Aviva, the FTSE 100 insurance giant, faces serious allegations of tax evasion and regulatory violations in India, according to a report by the country’s tax authority. The Directorate General of Goods and Service Tax Intelligence claims that Aviva’s Indian branch used fake invoices and covert cash payments to conceal $26 million in commissions paid to sales agents, thereby circumventing tax and conduct rules.
The unpublished allegations suggest that Aviva employed these tactics to incorrectly claim tax credits and evade $5.2 million in taxes.
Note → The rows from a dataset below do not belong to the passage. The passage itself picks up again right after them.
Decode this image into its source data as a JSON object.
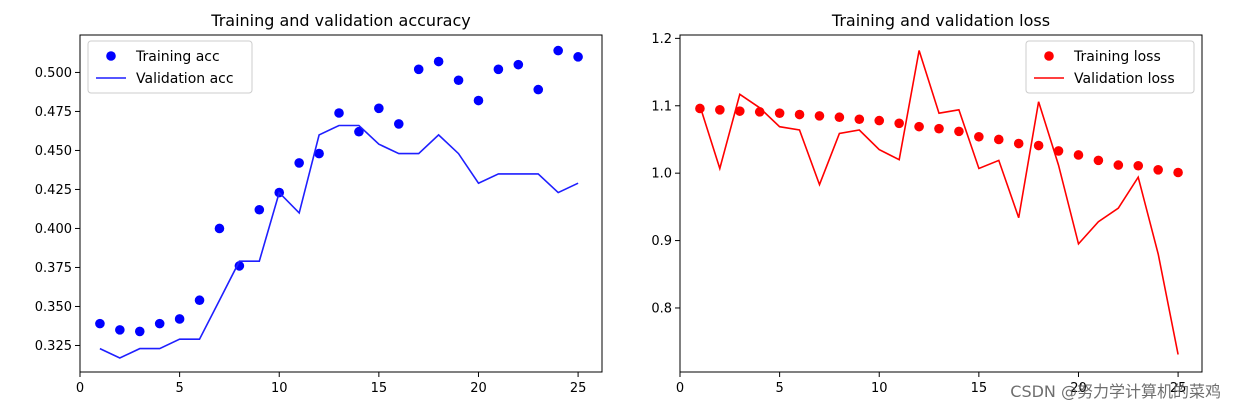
{
  "chart_data": [
    {
      "type": "line",
      "title": "Training and validation accuracy",
      "xlabel": "",
      "ylabel": "",
      "xlim": [
        0,
        26.2
      ],
      "ylim": [
        0.308,
        0.524
      ],
      "xticks": [
        0,
        5,
        10,
        15,
        20,
        25
      ],
      "yticks": [
        0.325,
        0.35,
        0.375,
        0.4,
        0.425,
        0.45,
        0.475,
        0.5
      ],
      "ytick_labels": [
        "0.325",
        "0.350",
        "0.375",
        "0.400",
        "0.425",
        "0.450",
        "0.475",
        "0.500"
      ],
      "grid": false,
      "legend": "upper-left",
      "series": [
        {
          "name": "Training acc",
          "style": "points",
          "color": "#0000ff",
          "x": [
            1,
            2,
            3,
            4,
            5,
            6,
            7,
            8,
            9,
            10,
            11,
            12,
            13,
            14,
            15,
            16,
            17,
            18,
            19,
            20,
            21,
            22,
            23,
            24,
            25
          ],
          "y": [
            0.339,
            0.335,
            0.334,
            0.339,
            0.342,
            0.354,
            0.4,
            0.376,
            0.412,
            0.423,
            0.442,
            0.448,
            0.474,
            0.462,
            0.477,
            0.467,
            0.502,
            0.507,
            0.495,
            0.482,
            0.502,
            0.505,
            0.489,
            0.514,
            0.51
          ]
        },
        {
          "name": "Validation acc",
          "style": "line",
          "color": "#1f1fff",
          "x": [
            1,
            2,
            3,
            4,
            5,
            6,
            7,
            8,
            9,
            10,
            11,
            12,
            13,
            14,
            15,
            16,
            17,
            18,
            19,
            20,
            21,
            22,
            23,
            24,
            25
          ],
          "y": [
            0.323,
            0.317,
            0.323,
            0.323,
            0.329,
            0.329,
            0.354,
            0.379,
            0.379,
            0.423,
            0.41,
            0.46,
            0.466,
            0.466,
            0.454,
            0.448,
            0.448,
            0.46,
            0.448,
            0.429,
            0.435,
            0.435,
            0.435,
            0.423,
            0.429
          ]
        }
      ]
    },
    {
      "type": "line",
      "title": "Training and validation loss",
      "xlabel": "",
      "ylabel": "",
      "xlim": [
        0,
        26.2
      ],
      "ylim": [
        0.705,
        1.205
      ],
      "xticks": [
        0,
        5,
        10,
        15,
        20,
        25
      ],
      "yticks": [
        0.8,
        0.9,
        1.0,
        1.1,
        1.2
      ],
      "ytick_labels": [
        "0.8",
        "0.9",
        "1.0",
        "1.1",
        "1.2"
      ],
      "grid": false,
      "legend": "upper-right",
      "series": [
        {
          "name": "Training loss",
          "style": "points",
          "color": "#ff0000",
          "x": [
            1,
            2,
            3,
            4,
            5,
            6,
            7,
            8,
            9,
            10,
            11,
            12,
            13,
            14,
            15,
            16,
            17,
            18,
            19,
            20,
            21,
            22,
            23,
            24,
            25
          ],
          "y": [
            1.096,
            1.094,
            1.092,
            1.091,
            1.089,
            1.087,
            1.085,
            1.083,
            1.08,
            1.078,
            1.074,
            1.069,
            1.066,
            1.062,
            1.054,
            1.05,
            1.044,
            1.041,
            1.033,
            1.027,
            1.019,
            1.012,
            1.011,
            1.005,
            1.001
          ]
        },
        {
          "name": "Validation loss",
          "style": "line",
          "color": "#ff0000",
          "x": [
            1,
            2,
            3,
            4,
            5,
            6,
            7,
            8,
            9,
            10,
            11,
            12,
            13,
            14,
            15,
            16,
            17,
            18,
            19,
            20,
            21,
            22,
            23,
            24,
            25
          ],
          "y": [
            1.1,
            1.007,
            1.117,
            1.097,
            1.069,
            1.064,
            0.983,
            1.059,
            1.064,
            1.035,
            1.02,
            1.182,
            1.089,
            1.094,
            1.007,
            1.019,
            0.934,
            1.106,
            1.012,
            0.895,
            0.928,
            0.948,
            0.994,
            0.88,
            0.731
          ]
        }
      ]
    }
  ],
  "watermark": "CSDN @努力学计算机的菜鸡"
}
The tax investigators’ notice states, “Aviva and its officials have indulged in a deep-rooted conspiracy and used the modus of fake invoices (without receipt of services) to pass on certain money to … insurance distributors of Aviva.” This case is part of a broader investigation into more than a dozen Indian insurers, with alleged evasion totalling $610 million in unpaid taxes, interest, and penalties.
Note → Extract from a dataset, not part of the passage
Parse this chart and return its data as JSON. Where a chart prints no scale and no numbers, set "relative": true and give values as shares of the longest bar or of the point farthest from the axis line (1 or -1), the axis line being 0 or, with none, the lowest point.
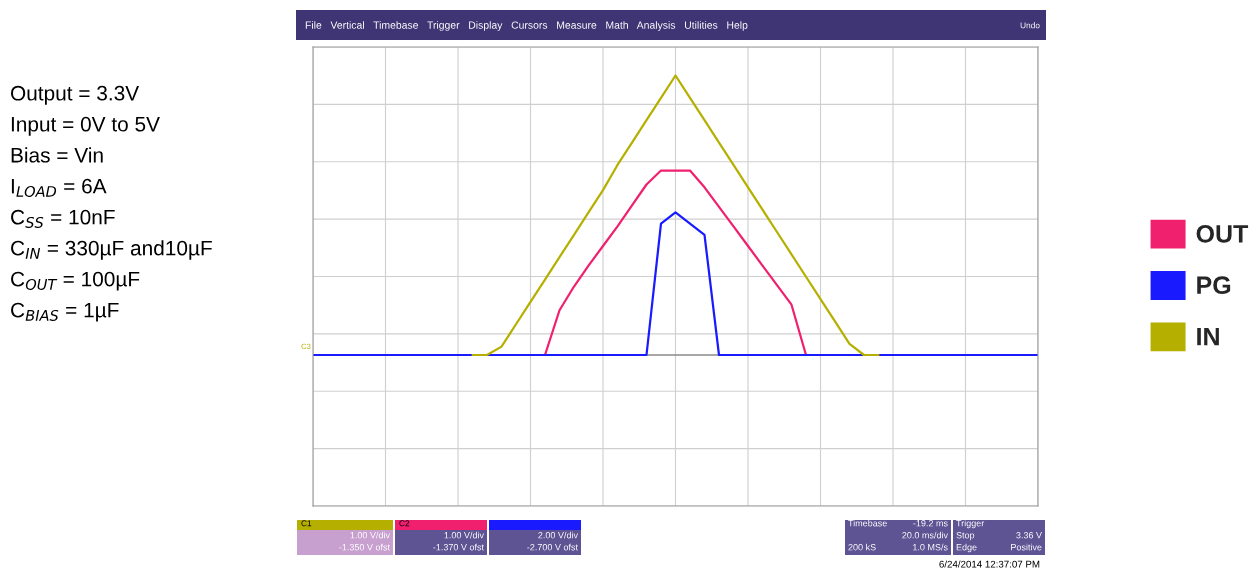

The alleged abuses occurred between 2017 and 2023, encompassing a period when Aviva increased its stake in the Indian joint venture from 49% to 74% in September 2022. The tax authority’s 205-page report includes damning evidence such as screenshots of emails and WhatsApp messages between Aviva executives and insurance distributors, discussing methods to circumvent compensation regulations that cap commission payments.
Interviews with executives, including Sonali Athalye, Aviva India’s chief financial officer, reportedly detail how these payments were made. Aviva, which prides itself on being “absolutely committed to being an ethical and responsible business,” responded to the allegations by stating, “This is an industry-wide issue which represents a small potential tax claim for our Indian joint venture which is actively engaging with the relevant authorities in India. There has been no adverse ruling or penalty against Aviva.” The insurer is expected to challenge these findings.
However, the involvement of senior management, including former Aviva India CEO Trevor Bull, who was copied on a 2019 email discussing payments over regulatory limits, raises questions about the extent of knowledge within the company’s upper echelons. This scandal poses a significant reputational risk for Aviva, one of Britain’s largest insurers and investors, with 18.7 million customers across its key markets in the UK, Ireland, and Canada. As the investigation unfolds, it remains to be seen how this will impact Aviva’s operations in India and its standing in the global insurance market.